Each round has a condition prompt that sets the social scenario: a debate topic, a collaborative task, a negotiation, a simulated classroom, or any situation you can describe. Agents respond based on their personas and the conversation history. You control the interaction pattern, number of turns, which agents participate, and how long responses should be.
Use cases include:
- Simulating academic debates grounded in real papers
- Modeling stakeholder negotiations with distinct interests
- Exploring how different ideological perspectives interact on a topic
- Testing how agent personas, temperature, or round structure affect discourse outcomes
- Running batch experiments to observe variance across identical setups
- Generating structured multi-perspective analysis of documents or topics
2. Getting Started
To run your first experiment, follow these steps:
-
1.
Create an account
Click "Sign In" in the top right. If you don't have an account, click "Create one" to sign up with your email and password. You'll receive a confirmation email — click the link to activate your account, then sign in.
-
2.
Check your providers
Go to Settings. You should see at least one provider already configured (e.g., "claude"). If not, you'll need to add one — see Setting Up Providers below.
-
3.
Create an experiment
Go to New Experiment. Give it a name, select your default provider (e.g., "claude"), enter the default model name (e.g., "claude-sonnet-4-6"), and add at least one agent and one round.
-
4.
Launch
Click "Launch Experiment" and watch the agents respond in real-time. Results appear as they're generated.

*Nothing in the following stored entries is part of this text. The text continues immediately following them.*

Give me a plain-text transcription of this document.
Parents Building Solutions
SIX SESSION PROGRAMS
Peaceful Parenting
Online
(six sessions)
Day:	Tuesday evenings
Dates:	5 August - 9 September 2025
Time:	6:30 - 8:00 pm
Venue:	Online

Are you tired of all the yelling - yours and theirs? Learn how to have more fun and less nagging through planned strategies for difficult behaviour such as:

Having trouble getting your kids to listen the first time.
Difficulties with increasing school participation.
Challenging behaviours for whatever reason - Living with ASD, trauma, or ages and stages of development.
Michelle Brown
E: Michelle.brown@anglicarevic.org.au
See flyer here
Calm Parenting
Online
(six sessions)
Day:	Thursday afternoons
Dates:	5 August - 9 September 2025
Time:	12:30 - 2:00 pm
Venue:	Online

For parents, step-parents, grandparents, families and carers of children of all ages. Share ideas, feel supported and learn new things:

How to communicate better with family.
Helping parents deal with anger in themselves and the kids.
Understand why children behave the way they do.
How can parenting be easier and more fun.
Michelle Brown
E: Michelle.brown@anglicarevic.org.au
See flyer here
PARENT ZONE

Quick test: Try 2 agents, 1 round, "Short" response length. This will finish in under a minute and let you verify everything works before building a larger experiment.
3. Setting Up Providers
A provider is an LLM backend that powers your agents. Providers are configured in Settings.
Shared vs. Personal Providers
Your administrator may have pre-configured shared providers (like Claude) that are available to all users automatically. These appear in your provider list without any setup. You can also add your own personal providers — these are visible only to you.
Provider Types
Anthropic (Claude)
For Claude models by Anthropic.
- Backend: Select "Anthropic"
- Base URL: Leave blank (the SDK handles this automatically)
- API Key: Your Anthropic API key (starts with
sk-ant-). Get one at console.anthropic.com. - Default Model:
claude-sonnet-4-6(recommended) or any Claude model ID
OpenAI Compatible
Works with any server that exposes the OpenAI-style /v1/chat/completions endpoint. This includes Ollama, vLLM, LMStudio, RunPod, OpenAI itself, and many others.
- Backend: Select "OpenAI Compatible"
- Base URL: The server's API URL ending in
/v1(e.g.,http://localhost:11434/v1for Ollama, or a RunPod proxy URL) - API Key: Whatever the server requires. For Ollama, any string works (e.g., "ollama"). For OpenAI, your OpenAI API key.
- Default Model: The model name as the server knows it (e.g.,
gemma2:latestfor Ollama,gpt-4ofor OpenAI)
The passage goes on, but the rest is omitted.